Rivers Cuomo, R. Kelly, Danger Mouse Support 'Blurred Lines' Appeal

Rivers Cuomo, R. Kelly, Danger Mouse Support 'Blurred Lines' Appeal


Rivers Cuomo, R. Kelly, Danger Mouse Support 'Blurred Lines' Appeal news

Over 200 musicians including Rivers Cuomo, R. Kelly and Danger Mouse, have signed an amicus brief supporting the “Blurred Lines” appeal. Credit: Jamie McCarthy/Getty

Rivers Cuomo, R. Kelly, Danger Mouse and members of Earth, Wind & Fire have signed an amicus brief supporting Pharrell and Robin Thicke's appeal in the "Blurred Lines" copyright case, according to The Hollywood Reporter.

In total, 212 musicians attached their names to the brief, including John Oates, Linkin Park, Fall Out Boy's Patrick Stump, Tool, film composer Hans Zimmer, Tears for Fears' Curt Smith, Juicy J, the Go-Go's, Frank Ocean collaborator Malay, Jennifer Hudson, Train's Patrick Monahan, the production duo Stargate, Aloe Blacc, Jean Baptiste and Kiesza.

The brief lays out the concerns many artists have voiced since a Los Angeles jury determined that "Blurred Lines" essentially ripped off Marvin Gaye's 1977 hit "Got to Give It Up." While the Gaye family was awarded $5.3 million in damages and 50 percent of royalties from "Blurred Lines," the ruling also set a new precedent for copyright cases.

As the amicus brief notes, "Blurred Lines" and "Got to Give It Up" have completely different melodies and song structures, and do not share any lyrics or "a sequence of even two chords played in the same order and for the same duration." Yet the court ruled that "Blurred Lines" significantly aped the vibe of "Got to Give It Up," something that had previously been beyond copyright protection.

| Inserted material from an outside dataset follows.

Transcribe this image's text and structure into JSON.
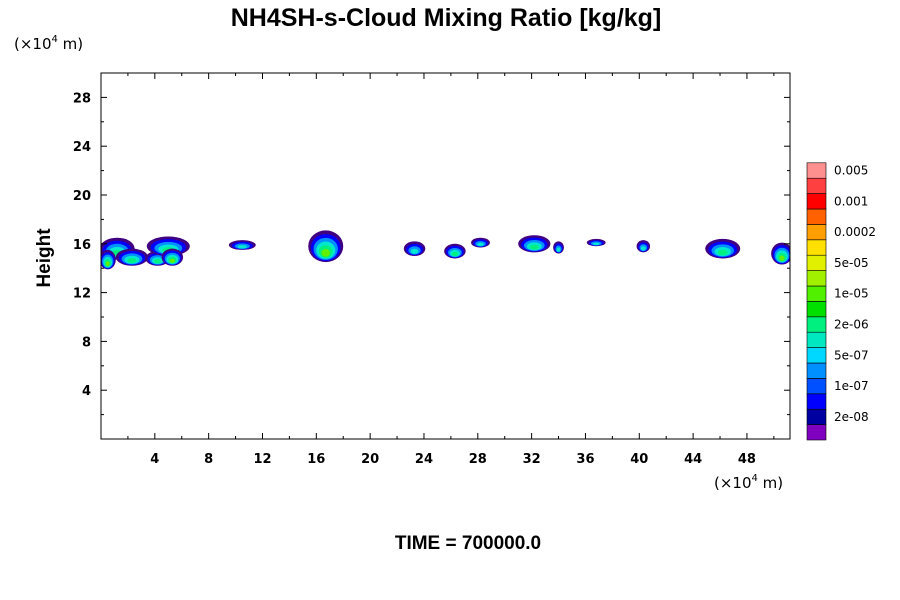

"The verdict in this case threatens to punish songwriters for creating new music that is inspired by prior works," reads the brief, which was written by attorney Ed McPherson. "All music shares inspiration from prior musical works, especially within a particular musical genre. By eliminating any meaningful standard for drawing the line between permissible inspiration and unlawful copying, the judgment is certain to stifle creativity and impede the creative process. The law should provide clearer rules so that songwriters can know when the line is crossed, or at least where the line is."

The brief goes on to warn of the potential repercussions the "Blurred Lines" decision could have on the future creativity by looking at past pop inspirations: "One can only imagine what our music would have sounded like if David Bowie would have been afraid to draw from Shirley Bassey, or if the Beatles would have been afraid to draw from Chuck Berry, or if Elton John would have been afraid to draw from the Beatles, or if Elvis Presley would have been afraid to draw from his many influences." 

Pharrell, Thicke and T.I. (who was found not liable in the original ruling) filed their appeal last week. Their opening brief focused specifically on disparities in copyright law, noting that Gaye filed the sheet music for "Got to Give It Up" with the Copyright Office before a legislative change made sound recordings protectable under copyright law. The "Blurred Lines" writers asserted that based on the sheet music alone, the trial should have never happened; yet at both the summary judgment and trial, elements of the "Got to Give It Up" sound recording were taken into account by the judge and jury.